Say Your Prayers review – goofy Christian hitman comedy

Smart pacing, sharp editing and classy cameos elevate this Yorkshire-set tale above many recent crime capers
  
  

Solid entertainment … Tom Brooke and Harry Melling in Say Your Prayers
Solid entertainment … Tom Brooke and Harry Melling in Say Your Prayers Photograph: Film PR handout undefined

The team behind 2016’s eye-catching indie Chubby Funny – producer Helen Simmons and director Harry Michell – return with another agreeably off-beam comedy, this time with a starrier cast and a goofy, Four Lions-ish premise. It’s the tale of sibling Christian hitmen who, envious of the column inches logged by rival fundamentalists, set out to kill a Dawkins-like author at a literary festival in Ilkley.

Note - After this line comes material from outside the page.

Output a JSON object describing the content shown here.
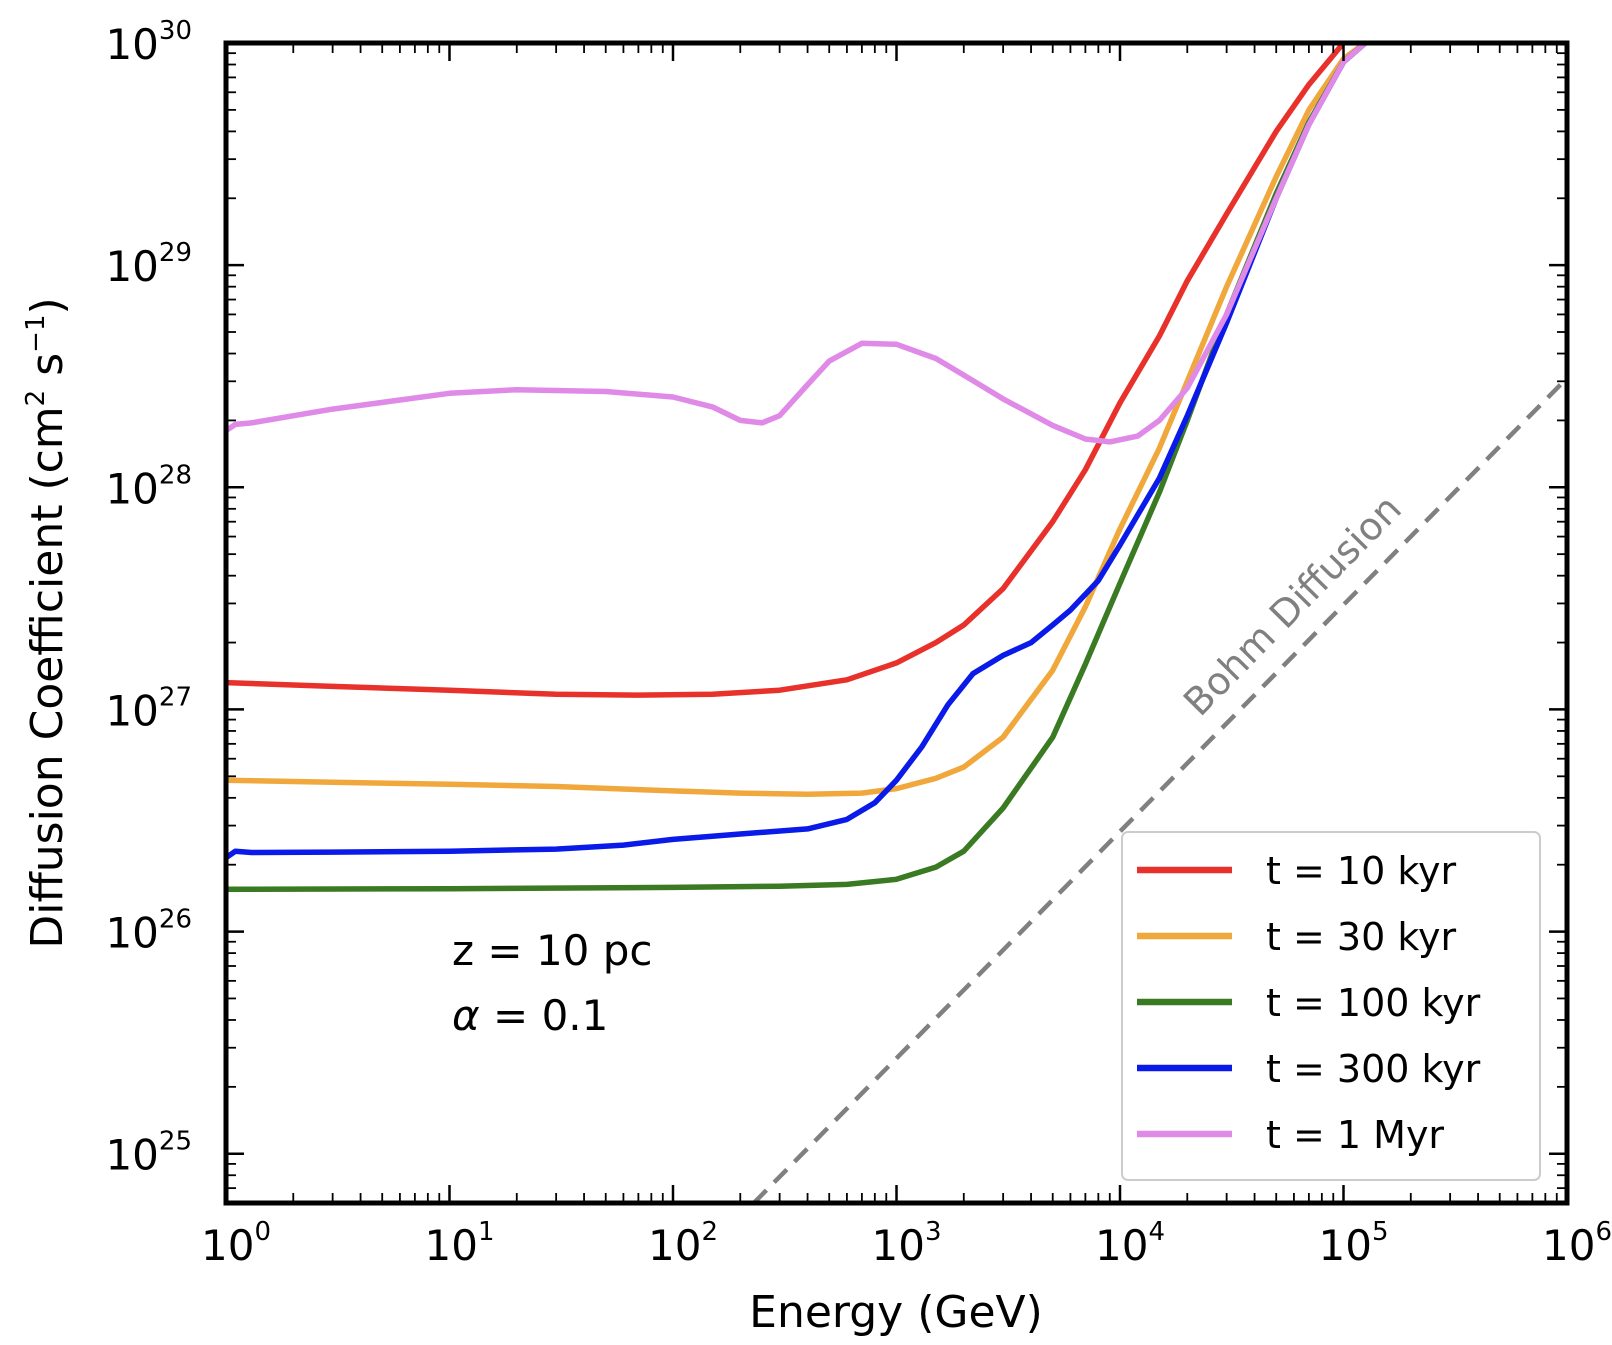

Tim (Harry Melling) is the childlike younger brother, ill-suited to grisly murder; the uptight Vic (Tom Brooke) an unrepentant sociopath. Their target (Roger Allam, master of glib dismissiveness) need not worry unduly: an astutely timed prologue shows our would-be ruthless killers stalking a rambler who looks just enough like Allam for the first of several terrible mistakes to be made.

The pacing of that opening instantly elevates Michell’s film over a half-dozen recent British crime-comedies. We’re heading towards a set-piece that’s the Yorkshire Britpic equivalent of Mission Impossible: Rogue Nation’s opera-house assassination, while the gags allow supporting players to dig in and make an impression. Anna Maxwell Martin is formidably sarky as a detective aghast at having to enter the artsy-fartsy literary scene; Derek Jacobi has a classy cameo as a priest who justifies the hit with chilly mouthfuls of scripture; Matthew Steer’s brisk, funny sketch of the spineless festival chief will likely cue cringes of recognition in some quarters.

Having the action observed by a roving male voice choir – representing the C of E’s safe centre ground – looks like a cheeky crib from the Icelandic hit Woman at War, but it’s a solid evening’s entertainment, assembled with an assurance rare at this budgetary level. Norwegian-born cinematographer Sverre Sørdal provides attractive glimpses of the moors (still under-utilised as a Britfilm resource), while sharp editing serves both the comedy and thriller aspects. Simmons and Michell, blessed with good ideas and the craft to do them justice, are building a notable filmography on the margins: let’s hope the industry’s moneymen are watching.

• Say Your Prayers is on digital platforms from 28 September.